Ken contrasted his relationship with Reed professors with the scene in the movie The Paper Chase where on the last day of school a student gets on the elevator with his professor and says, “I just want you to know how much I’ve appreciated your class, how much I admire you, and how much you’ve meant to me.”  The professor replies, “Thank you. What’s your name?”

“Nothing like that ever happened at Reed,” Ken said. “In fact, professors would take the initiative to single you out.  I’ll never forget when Prof. Charles Bagg [history 1946–74] stopped me out in front of the library and said, ‘You have a good analytical mind.’”

During his junior year he became engaged to Jean Scott ’51 and found himself in need of a summer job. While he was taking his junior quals, Prof. Charles McKinley [political science 1918–60] approached him and said, “Come and see me. I’ve got a job for you.” He put Ken onto a paid summer internship with the personnel director of the City of Portland.

Ken wrote his thesis, Political Policy of the American Federation of Labor, with his adviser, Prof. Maure Goldschmidt [political science 1935–81]. He recalled that Goldschmidt nodded off while reading his thesis draft. The thesis examined the sociological history of the AFL, analyzing decision making, the lobbying program, electoral activity, and other aspects of the subject. It led to his being named to the Multnomah County Central Labor Council as a representative of the local musicians union. Ken helped put himself through college by playing jazz in clubs and with dance bands.

He credited Reed with teaching him to think critically, communicate clearly, and act responsibly. “Reed’s impact on my life was profound,” he said. “It also opened the door to intellectual and cultural opportunities it would take far more than one lifetime to pursue.”

After graduating, he worked for the Civil Service Board until beginning a master’s program in public administration at the University of Minnesota. The experience of going from Reed to graduate school was devastating.

“It took me until Christmas to realize that students were to shut up and listen to what the professor says,” he said. “Just the reverse of what it was at Reed.”

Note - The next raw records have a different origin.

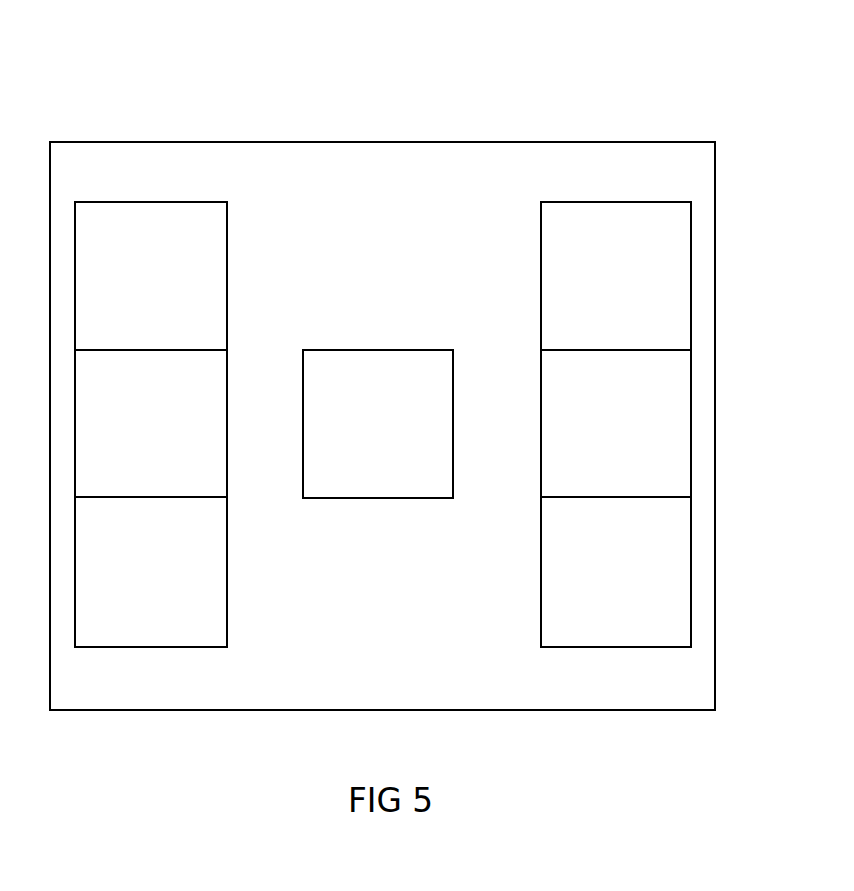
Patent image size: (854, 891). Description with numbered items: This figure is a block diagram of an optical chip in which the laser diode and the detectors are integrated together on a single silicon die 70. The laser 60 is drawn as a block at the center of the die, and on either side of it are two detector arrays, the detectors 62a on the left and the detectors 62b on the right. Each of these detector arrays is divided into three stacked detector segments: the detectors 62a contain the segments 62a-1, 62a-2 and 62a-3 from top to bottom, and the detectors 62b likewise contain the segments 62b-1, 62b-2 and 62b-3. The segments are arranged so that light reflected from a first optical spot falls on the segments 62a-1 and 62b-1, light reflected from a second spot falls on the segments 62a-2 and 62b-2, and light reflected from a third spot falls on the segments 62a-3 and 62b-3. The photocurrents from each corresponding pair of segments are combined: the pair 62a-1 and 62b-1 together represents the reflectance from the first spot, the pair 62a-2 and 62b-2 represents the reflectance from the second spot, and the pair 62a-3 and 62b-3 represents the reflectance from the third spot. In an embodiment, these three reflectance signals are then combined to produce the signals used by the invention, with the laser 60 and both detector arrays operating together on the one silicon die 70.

The silicon die 70 is at (525, 53).
The laser 60 is at (390, 350).
The detectors 62a is at (151, 449).
The detector segment 62a-1 is at (227, 273).
The detector segment 62a-2 is at (227, 370).
The detector segment 62a-3 is at (227, 620).
The detectors 62b is at (616, 449).
The detector segment 62b-1 is at (691, 260).
The detector segment 62b-2 is at (691, 358).
The detector segment 62b-3 is at (691, 607).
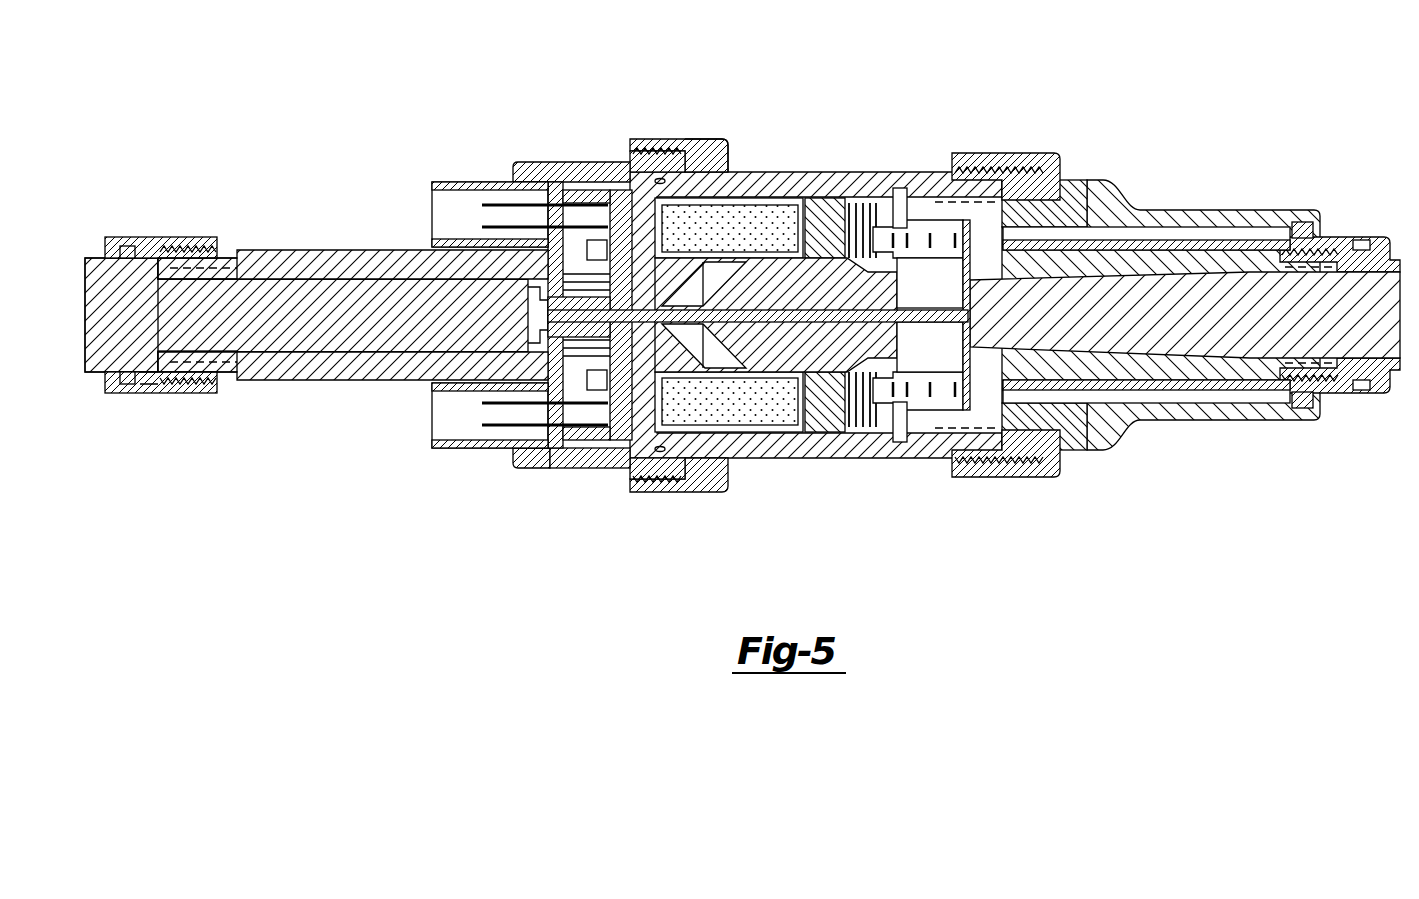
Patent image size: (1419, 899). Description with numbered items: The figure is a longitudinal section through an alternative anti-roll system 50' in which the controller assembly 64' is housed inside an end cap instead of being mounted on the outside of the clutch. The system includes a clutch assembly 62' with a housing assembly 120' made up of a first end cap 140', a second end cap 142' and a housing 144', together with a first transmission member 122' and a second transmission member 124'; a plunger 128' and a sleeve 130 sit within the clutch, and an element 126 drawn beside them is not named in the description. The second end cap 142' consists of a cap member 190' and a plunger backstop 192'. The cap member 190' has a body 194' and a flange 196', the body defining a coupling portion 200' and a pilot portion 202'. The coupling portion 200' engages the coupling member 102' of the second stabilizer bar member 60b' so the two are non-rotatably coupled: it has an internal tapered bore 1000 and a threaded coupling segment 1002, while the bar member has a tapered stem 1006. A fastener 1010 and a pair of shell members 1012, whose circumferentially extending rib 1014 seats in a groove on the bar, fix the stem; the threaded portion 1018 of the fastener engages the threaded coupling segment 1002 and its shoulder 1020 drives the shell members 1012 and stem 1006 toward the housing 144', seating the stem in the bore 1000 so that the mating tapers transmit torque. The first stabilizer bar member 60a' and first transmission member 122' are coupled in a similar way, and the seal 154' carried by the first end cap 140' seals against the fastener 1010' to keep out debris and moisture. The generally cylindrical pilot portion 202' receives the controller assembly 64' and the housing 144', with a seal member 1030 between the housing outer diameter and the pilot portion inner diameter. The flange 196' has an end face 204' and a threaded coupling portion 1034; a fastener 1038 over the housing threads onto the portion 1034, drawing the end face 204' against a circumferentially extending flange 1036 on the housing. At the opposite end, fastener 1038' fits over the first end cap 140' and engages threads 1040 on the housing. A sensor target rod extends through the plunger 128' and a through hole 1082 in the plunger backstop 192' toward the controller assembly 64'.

The anti-roll system 50' is at (800, 46).
The clutch assembly 62' is at (873, 103).
The controller assembly 64' is at (530, 314).
The first stabilizer bar member 60a' is at (1185, 315).
The second stabilizer bar member 60b' is at (526, 289).
The coupling member 102' is at (343, 352).
The housing assembly 120' is at (816, 352).
The first transmission member 122' is at (1146, 286).
The second transmission member 124' is at (1065, 288).
The porous insert 126 is at (796, 215).
The plunger 128' is at (776, 315).
The sleeve 130 is at (898, 222).
The first end cap 140' is at (1161, 303).
The second end cap 142' is at (568, 139).
The housing 144' is at (913, 357).
The seal 154' is at (1342, 299).
The cap member 190' is at (541, 353).
The plunger backstop 192' is at (601, 345).
The body 194' is at (486, 471).
The flange 196' is at (679, 492).
The coupling portion 200' is at (353, 315).
The pilot portion 202' is at (590, 501).
The end face 204' is at (709, 484).
The internal tapered bore 1000 is at (408, 358).
The threaded coupling segment 1002 is at (215, 255).
The tapered stem 1006 is at (293, 340).
The fastener 1010 is at (161, 285).
The fastener 1010' is at (1340, 346).
The shell members 1012 is at (128, 250).
The circumferentially extending rib 1014 is at (125, 370).
The threaded portion 1018 is at (133, 262).
The shoulder 1020 is at (113, 395).
The seal member 1030 is at (665, 182).
The threaded coupling portion 1034 is at (630, 150).
The circumferentially extending flange 1036 is at (680, 139).
The fastener 1038 is at (712, 123).
The fastener 1038' is at (1006, 281).
The threads 1040 is at (968, 455).
The through hole 1082 is at (650, 335).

His postgraduate career began as a management assistant with the State Department in Washington, D.C., but it proved to be an unhappy year, as the department had become a target of Senator Joe McCarthy. Ken took an opportunity to return to Oregon as a research assistant for the Bureau of Municipal [later Govermental] Research and Service, assigned to the Portland office for five years. He took a break for a year and a half to serve as executive secretary for a legislative interim committee on local government. Local government became the substitute for the labor movement he had been so interested in during his years at Reed.

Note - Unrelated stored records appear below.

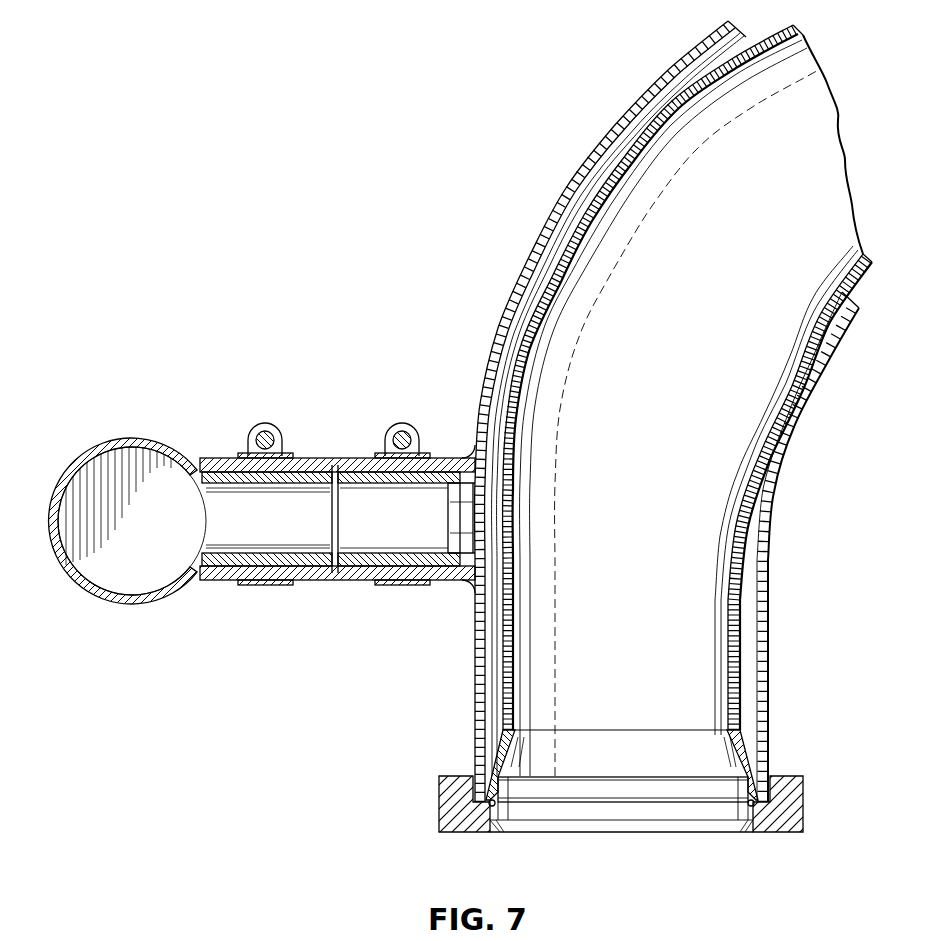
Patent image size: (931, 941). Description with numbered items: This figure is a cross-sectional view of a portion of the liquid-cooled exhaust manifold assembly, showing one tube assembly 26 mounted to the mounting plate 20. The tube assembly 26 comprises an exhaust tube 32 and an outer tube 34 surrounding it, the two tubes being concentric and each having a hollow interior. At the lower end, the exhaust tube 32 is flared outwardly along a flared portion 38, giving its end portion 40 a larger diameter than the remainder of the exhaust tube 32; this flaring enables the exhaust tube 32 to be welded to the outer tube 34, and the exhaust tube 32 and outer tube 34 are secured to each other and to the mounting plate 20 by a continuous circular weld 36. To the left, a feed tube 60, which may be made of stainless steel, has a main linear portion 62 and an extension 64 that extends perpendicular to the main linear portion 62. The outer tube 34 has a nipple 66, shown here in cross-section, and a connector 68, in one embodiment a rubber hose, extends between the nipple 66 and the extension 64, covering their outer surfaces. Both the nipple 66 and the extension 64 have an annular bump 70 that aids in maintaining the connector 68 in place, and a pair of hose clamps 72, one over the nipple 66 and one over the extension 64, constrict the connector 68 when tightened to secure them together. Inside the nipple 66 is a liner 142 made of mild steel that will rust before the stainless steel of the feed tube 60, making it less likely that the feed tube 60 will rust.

The mounting plate 20 is at (804, 791).
The tube assembly 26 is at (608, 86).
The exhaust tube 32 is at (517, 442).
The outer tube 34 is at (498, 330).
The continuous circular weld 36 is at (493, 807).
The flared portion 38 is at (508, 750).
The end portion 40 is at (500, 789).
The feed tube 60 is at (73, 457).
The main linear portion 62 is at (153, 443).
The extension 64 is at (247, 490).
The nipple 66 is at (440, 478).
The connector 68 is at (353, 457).
The annular bump 70 is at (334, 470).
The hose clamp 72 is at (266, 424).
The liner 142 is at (450, 523).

“It was a way for individuals to relate to something outside of their individual, narrow interests,” he said, “a way for people to feel they have some impact on their world.”

For seven years, he worked as executive director of the Association of Oregon Counties, lobbying issues of interest to counties, but he welcomed the opportunity to return to an academic environment, and stayed with the bureau (with some time-outs) for the remainder of his career. After retiring as director of the bureau in 1988, he continued to consult with the bureau and with Oregon State University, which had started up a small program of governmental research and education. Ken became active in civil affairs, serving on the Eugene Planning Commission and accepting an appointment to the city council. He received numerous awards during his career, including the Lane Council of Governments Outstanding Elected Official, and the Eugene City Club’s Turtle Award (for “sticking his neck out” in community affairs).

He and Jean later divorced, and in 1970 he married Priscilla Botkin Card, who predeceased him. His five children survive: David Tollenaar, Paul Tollenaar, Alison Kelly, Laura Tollenaar, and Megan Pierce.